In general, MCDR has good clearing and settlement processes and has achieved a near 100% settlement rate by adopting pro-active fails management practices. In respect of asset servicing, MCDR has adopted an extremely flexible and client-orientated dividend distribution service. In its operations, MCDR uses manual processes in a number of areas but compensates for them with a strong operational control culture. Financial risk is considered to be low as MCDR has made healthy profits in recent years, despite being a not-for-profit entity.
It has gradually increased its reserves through retained earnings and has had approval to further increase the paid-in capital to EGP 140 million. MCDR has significant levels of liquid assets available and has recently increased its insurance coverage to EGP 38 million although it does not carry Professional Indemnity cover.
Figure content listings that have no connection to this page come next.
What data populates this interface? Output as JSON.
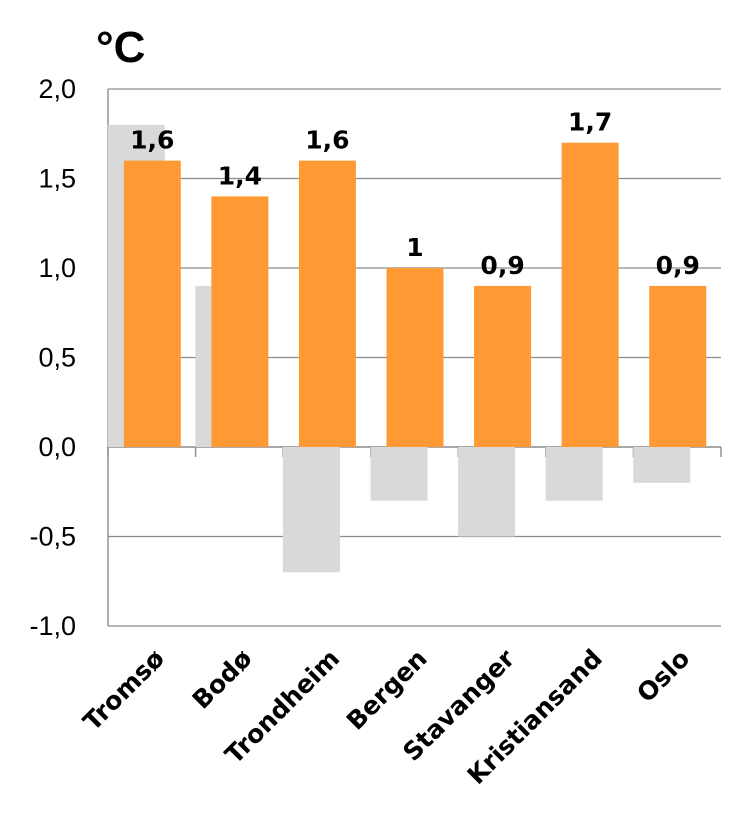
{
  "chart_data": {
    "type": "bar",
    "unit_label": "°C",
    "categories": [
      "Tromsø",
      "Bodø",
      "Trondheim",
      "Bergen",
      "Stavanger",
      "Kristiansand",
      "Oslo"
    ],
    "series": [
      {
        "color": "#d9d9d9",
        "values": [
          1.8,
          0.9,
          -0.7,
          -0.3,
          -0.5,
          -0.3,
          -0.2
        ]
      },
      {
        "color": "#ff9933",
        "values": [
          1.6,
          1.4,
          1.6,
          1.0,
          0.9,
          1.7,
          0.9
        ],
        "data_labels": [
          "1,6",
          "1,4",
          "1,6",
          "1",
          "0,9",
          "1,7",
          "0,9"
        ]
      }
    ],
    "ylim": [
      -1.0,
      2.0
    ],
    "y_ticks": [
      2.0,
      1.5,
      1.0,
      0.5,
      0.0,
      -0.5,
      -1.0
    ],
    "y_tick_labels": [
      "2,0",
      "1,5",
      "1,0",
      "0,5",
      "0,0",
      "-0,5",
      "-1,0"
    ],
    "grid": true,
    "legend": "none"
  }
}
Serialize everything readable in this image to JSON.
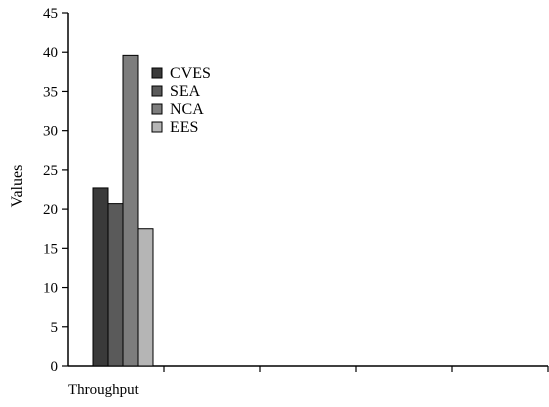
{
  "chart_data": {
    "type": "bar",
    "title": "",
    "xlabel": "",
    "ylabel": "Values",
    "ylim": [
      0,
      45
    ],
    "yticks": [
      0,
      5,
      10,
      15,
      20,
      25,
      30,
      35,
      40,
      45
    ],
    "categories": [
      "Throughput"
    ],
    "series": [
      {
        "name": "CVES",
        "values": [
          22.7
        ],
        "color": "#3a3a3a"
      },
      {
        "name": "SEA",
        "values": [
          20.7
        ],
        "color": "#5a5a5a"
      },
      {
        "name": "NCA",
        "values": [
          39.6
        ],
        "color": "#7d7d7d"
      },
      {
        "name": "EES",
        "values": [
          17.5
        ],
        "color": "#b5b5b5"
      }
    ],
    "grid": false,
    "legend_position": "top-left-inside"
  }
}
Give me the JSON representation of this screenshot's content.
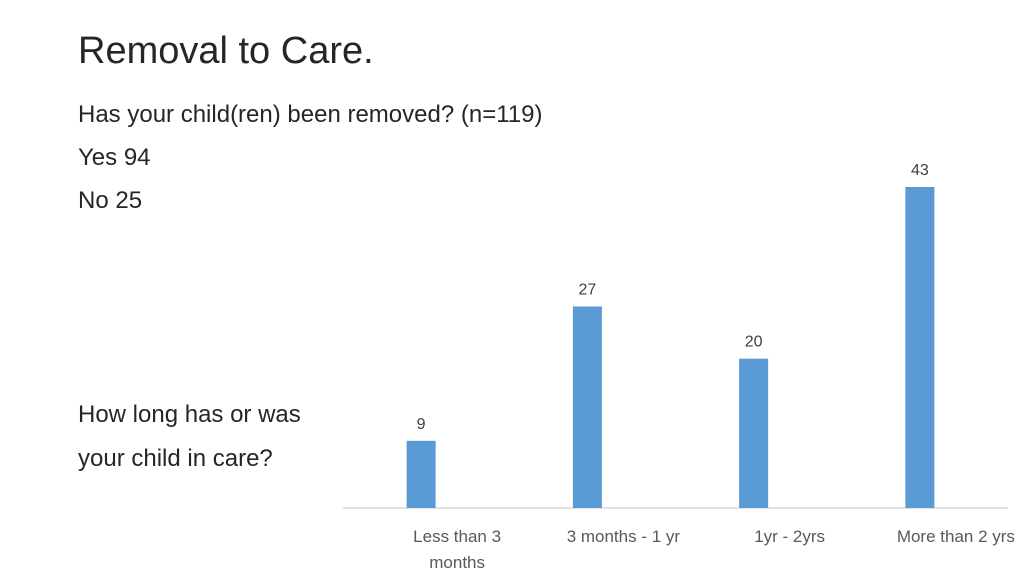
{
  "slide": {
    "title": "Removal to Care.",
    "question": "Has your child(ren) been removed? (n=119)",
    "yes_line": "Yes 94",
    "no_line": "No 25",
    "chart_question_line1": "How long has or was",
    "chart_question_line2": "your child in care?"
  },
  "colors": {
    "bar": "#5B9BD5",
    "axis": "#D9D9D9",
    "text": "#262626",
    "label": "#404040",
    "tick": "#595959"
  },
  "chart_data": {
    "type": "bar",
    "categories": [
      [
        "Less than 3",
        "months"
      ],
      [
        "3 months - 1 yr"
      ],
      [
        "1yr - 2yrs"
      ],
      [
        "More than 2 yrs"
      ]
    ],
    "values": [
      9,
      27,
      20,
      43
    ],
    "data_labels": [
      "9",
      "27",
      "20",
      "43"
    ],
    "title": "",
    "xlabel": "",
    "ylabel": "",
    "ylim": [
      0,
      43
    ],
    "grid": false,
    "legend": "none"
  }
}
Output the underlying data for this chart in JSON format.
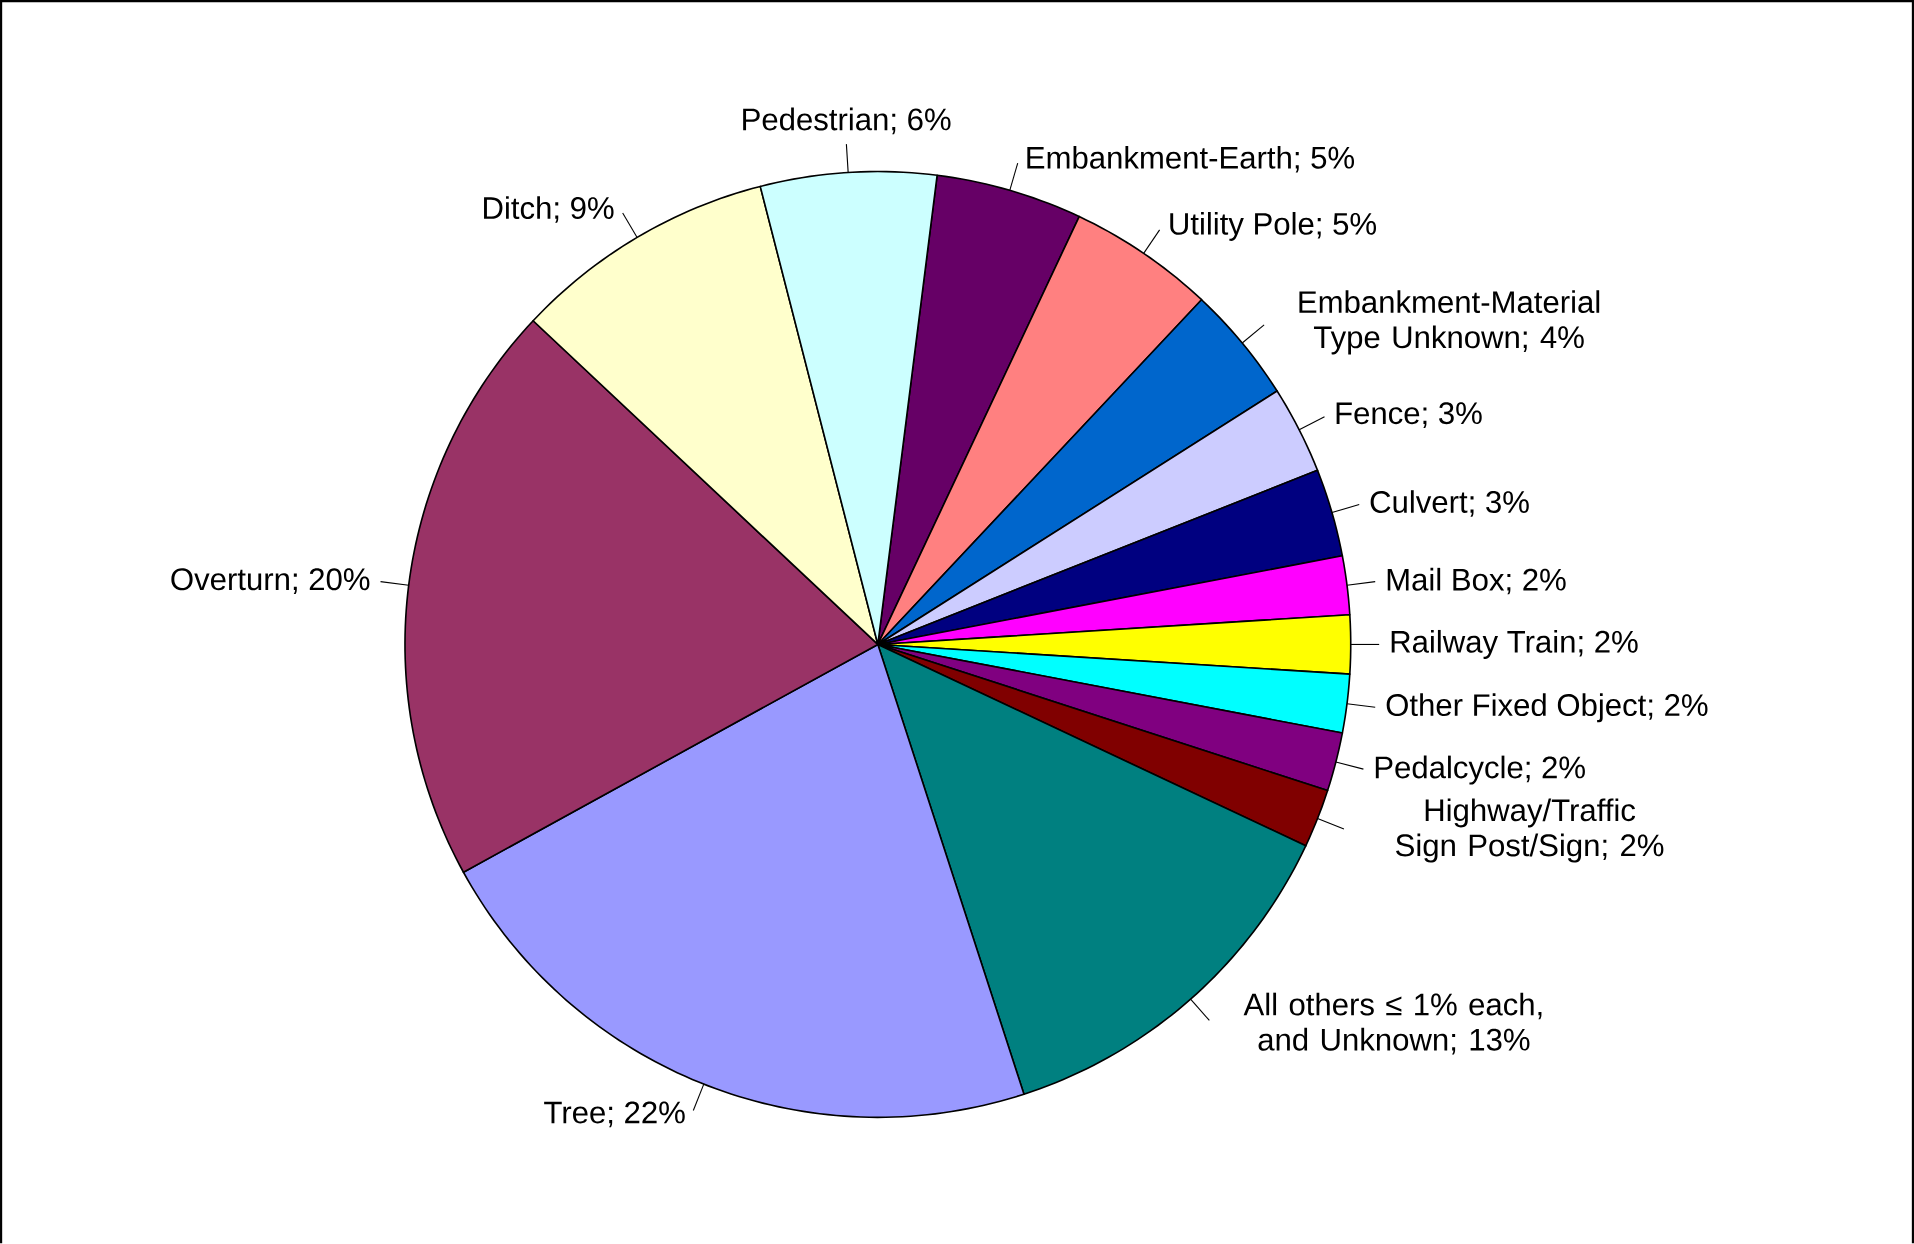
{
  "chart_data": {
    "type": "pie",
    "categories": [
      "Embankment-Earth",
      "Utility Pole",
      "Embankment-Material Type Unknown",
      "Fence",
      "Culvert",
      "Mail Box",
      "Railway Train",
      "Other Fixed Object",
      "Pedalcycle",
      "Highway/Traffic Sign Post/Sign",
      "All others ≤ 1% each, and Unknown",
      "Tree",
      "Overturn",
      "Ditch",
      "Pedestrian"
    ],
    "values": [
      5,
      5,
      4,
      3,
      3,
      2,
      2,
      2,
      2,
      2,
      13,
      22,
      20,
      9,
      6
    ],
    "colors": [
      "#660066",
      "#ff8080",
      "#0066cc",
      "#ccccff",
      "#000080",
      "#ff00ff",
      "#ffff00",
      "#00ffff",
      "#800080",
      "#800000",
      "#008080",
      "#9999ff",
      "#993366",
      "#ffffcc",
      "#ccffff"
    ],
    "value_labels": [
      "; 5%",
      "; 5%",
      "; 4%",
      "; 3%",
      "; 3%",
      "; 2%",
      "; 2%",
      "; 2%",
      "; 2%",
      "; 2%",
      "; 13%",
      "; 22%",
      "; 20%",
      "; 9%",
      "; 6%"
    ]
  }
}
There are also areas of its operations that could be improved; with broker – custodian settlement not being centralised in MCDR and thus brokers not achieving true DVP settlement, external operational audits have not been conducted and MCDR faces ongoing expense and effort in having to keep physical documents. Furthermore DRP and BCP arrangements could be upgraded.
“Thomas Murray is delighted to be able to announce the public rating of The Misr Company for Central Clearing, Depository & Registry. MCDR has taken a positive approach to the implementation of sound risk management controls and adopts processes that work well within the current Egyptian marketplace.
“It has developed a business model that has placed it in a central position within the Egyptian capital market infrastructure, clearing and settling most kinds of Egyptian securities and acting as central registrar to listed companies for both retail and institutional investors. Nevertheless MCDR faces challenges in the future in enhancing the infrastructural processes to improve efficiency and further mitigate risk. Overall MCDR has operated a successful business that is well-supported by the market participants,” says Simon Thomas, CEO and chief ratings officer, Thomas Murray.
“The Misr Company for Central Clearing, Depository & Registry is pleased to have worked closely with Thomas Murray on the Central Securities Depository rating. We found that Thomas Murray’s rating methodology provided our business with a comprehensive benchmark assessment of our operating processes and has been helpful in identifying areas on which to focus our future risk development efforts.
“While we are pleased with the progress we have made over the years and the award of an ‘A’ rating reflects this, we remain dedicated to further mitigate risk and improve our rating over the next few years. We are sure the rating from Thomas Murray, being an independent expert, will give the Misr Company for Central Clearing, Depository & Registry a platform on which to further develop and improve its business for the benefit of the Egyptian securities market,” adds Mohamed S Abdel Salam, chairman and managing director, The Misr Company for Central Clearing, Depository & Registry.
The Central Securities Depository rating assesses the performance of the CSD to mitigate risk in its activities of safekeeping and the clearing and settlement of securities, where applicable. It assesses six key risks. The methodology considers the capabilities of the depository and the quality and effectiveness of its operational infrastructure. It also assesses the depository’s willingness and ability to protect its participants or clients from losses.
As part of the rating, the scope and quality of the depository’s services is assessed. The ratings are on a consistent global scale, using the familiar AAA to C ratings scale. Once the rating is assigned there is an ongoing surveillance process to monitor the depository.